Guardai due uomini parlare ad alta voce delle donne più sexy della serata e fare commenti volgari senza preoccuparsi di essere ascoltati. Disgustata, mi allontanai, navigando nel mare di persone che popolava la sala della festa. Cercai con lo sguardo la mia docente, vedendola ancora impegnata con i suoi genitori, e sospirai: non volevo disturbarla, ma la situazione stava diventando intollerabile, mi sentivo fisicamente esausta, ma ero decisa a fare una bella figura per Lilith, nonostante si trattasse di una folla a cui non appartenevo e non avrei mai voluto frequentare.

I miei pensieri furono ancora una volta interrotti da alcuni invitati: una donna sui trent'anni mi aveva chiesto con un cenno della mano di raggiungerla e avevo dovuto assecondare le sue richieste, per evitare problemi, così appena mi avvicinai, mostrai il mio sorriso migliore (pur sempre finto) e la ascoltai.

<<Tu sei la ragazza che è venuta con Lilith Morgan, giusto?>>

Ah, si tratta di questo, dissi a me stessa, concludendo che la donna volesse, come molti altri prima di lei, chiedermi delle informazioni sulla stupenda e talentuosa Lilith Morgan. Non mi dispiaceva parlare con lei, ma di certo non lo avrei fatto con la gente presente alla festa di beneficenza! Fortunatamente una persona venne a salvarmi appena in tempo: si trattava di Steve! L'uomo salutò la trentenne invitandola a bere qualcosa con lui e mi lanciò un occhiolino discreto; era un segnale chiaro e deciso: me ne andai subito, raggiungendo ancora una volta il buffet, la sponda sicura in quel fiume violento di gente.

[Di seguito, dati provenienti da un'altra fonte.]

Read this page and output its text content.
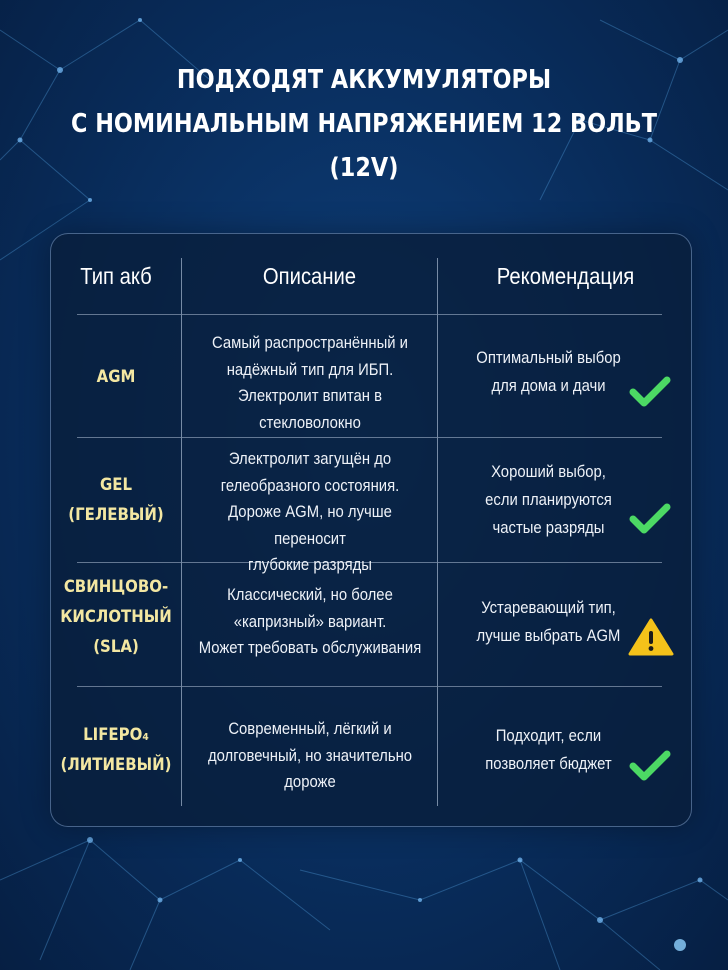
ПОДХОДЯТ АККУМУЛЯТОРЫ
С НОМИНАЛЬНЫМ НАПРЯЖЕНИЕМ 12 ВОЛЬТ (12V)
Тип акб	Описание	Рекомендация
AGM
Самый распространённый и
надёжный тип для ИБП.
Электролит впитан в стекловолокно
Оптимальный выбор
для дома и дачи
GEL
(ГЕЛЕВЫЙ)
Электролит загущён до
гелеобразного состояния.
Дороже AGM, но лучше переносит
глубокие разряды
Хороший выбор,
если планируются
частые разряды
СВИНЦОВО-
КИСЛОТНЫЙ
(SLA)
Классический, но более
«капризный» вариант.
Может требовать обслуживания
Устаревающий тип,
лучше выбрать AGM
LIFEPO₄
(ЛИТИЕВЫЙ)
Современный, лёгкий и
долговечный, но значительно
дороже
Подходит, если
позволяет бюджет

Non passò molto tempo prima di ritrovarmi ancora qualcuno alle calcagna, ma questa volta si trattava di una persona familiare che mi colse impreparata. Victoria Morales si avvicinò a me, sorridendomi con cautela, come se avesse paura di spaventarmi e farmi fuggire col suo approccio. La nostra conversazione fu breve, ma Victoria mi parve agitata e il suo sguardo indecifrabile, fisso su di me, mi lasciò perplessa.

<<Ehi, è un piacere rivederti, come stai Tara?>> la frase sarebbe stata una semplice espressione di cortesia se nei gesti di Victoria non avessi letto un interesse ulteriore: quando la guardai, sussultò e anche se le sorrisi per educazione, scambiando qualche parola con lei, vidi che non si rilassò nemmeno per un momento. Victoria Morales non mi era sembrata così strana all'inizio: col suo ruolo all'ospedale, avrei pensato che fosse una donna controllata e sicura in ogni situazione, ma in quel secondo incontro la mia prima impressione di lei stava scemando, lasciando spazio a qualcosa di nuovo e misterioso.

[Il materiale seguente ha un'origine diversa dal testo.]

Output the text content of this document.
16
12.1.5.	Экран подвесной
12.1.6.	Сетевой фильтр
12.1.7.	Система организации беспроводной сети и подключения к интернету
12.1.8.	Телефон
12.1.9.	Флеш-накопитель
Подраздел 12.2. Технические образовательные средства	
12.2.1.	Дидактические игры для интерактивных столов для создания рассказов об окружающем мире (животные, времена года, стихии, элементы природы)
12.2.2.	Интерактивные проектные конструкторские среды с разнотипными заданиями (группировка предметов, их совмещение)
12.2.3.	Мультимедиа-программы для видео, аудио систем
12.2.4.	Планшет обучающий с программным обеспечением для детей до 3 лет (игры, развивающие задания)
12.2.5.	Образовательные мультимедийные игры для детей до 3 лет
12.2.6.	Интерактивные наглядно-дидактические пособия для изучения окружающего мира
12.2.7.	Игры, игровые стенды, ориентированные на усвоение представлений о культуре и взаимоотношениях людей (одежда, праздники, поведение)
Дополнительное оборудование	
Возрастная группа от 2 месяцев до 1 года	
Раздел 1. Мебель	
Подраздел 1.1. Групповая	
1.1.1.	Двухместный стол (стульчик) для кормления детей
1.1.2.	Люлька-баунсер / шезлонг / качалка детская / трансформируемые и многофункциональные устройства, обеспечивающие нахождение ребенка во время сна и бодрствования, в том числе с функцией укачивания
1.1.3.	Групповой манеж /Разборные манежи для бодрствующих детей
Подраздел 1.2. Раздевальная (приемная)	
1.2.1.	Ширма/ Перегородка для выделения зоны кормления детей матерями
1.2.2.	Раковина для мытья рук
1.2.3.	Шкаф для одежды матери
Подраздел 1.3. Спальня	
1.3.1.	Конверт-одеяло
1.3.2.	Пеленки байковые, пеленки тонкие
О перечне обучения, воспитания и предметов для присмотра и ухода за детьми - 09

<<Sto bene grazie, lei invece?>>

<<Mai stata meglio.>> Strinse i denti nel dirlo, ma i suoi occhi sembrarono sprizzanti di energia; il cambiamento era stato così improvviso che mi destabilizzò e non seppi come continuare la nostra conversazione, ma per fortuna giunse un cameriere ad offrirci da bere e colsi l'occasione per cambiare argomento.

<<Sembra che qui le cose vadano avanti grazie all'alcol... ne portano continuamente.>>
<<Alle feste è sempre così!>>

Abbassai lo sguardo sulla borsa che teneva Victoria, rendendomi conto solo in quel momento che era l'unica tra i presenti a non aver lasciato i propri averi nelle mani del personale, però fu qualcos'altro che catturò subito la mia attenzione, ovvero il modo in cui la teneva. Era stretta contro la sua vita, quasi come se avesse paura che la potessero rubare da un momento all'altro.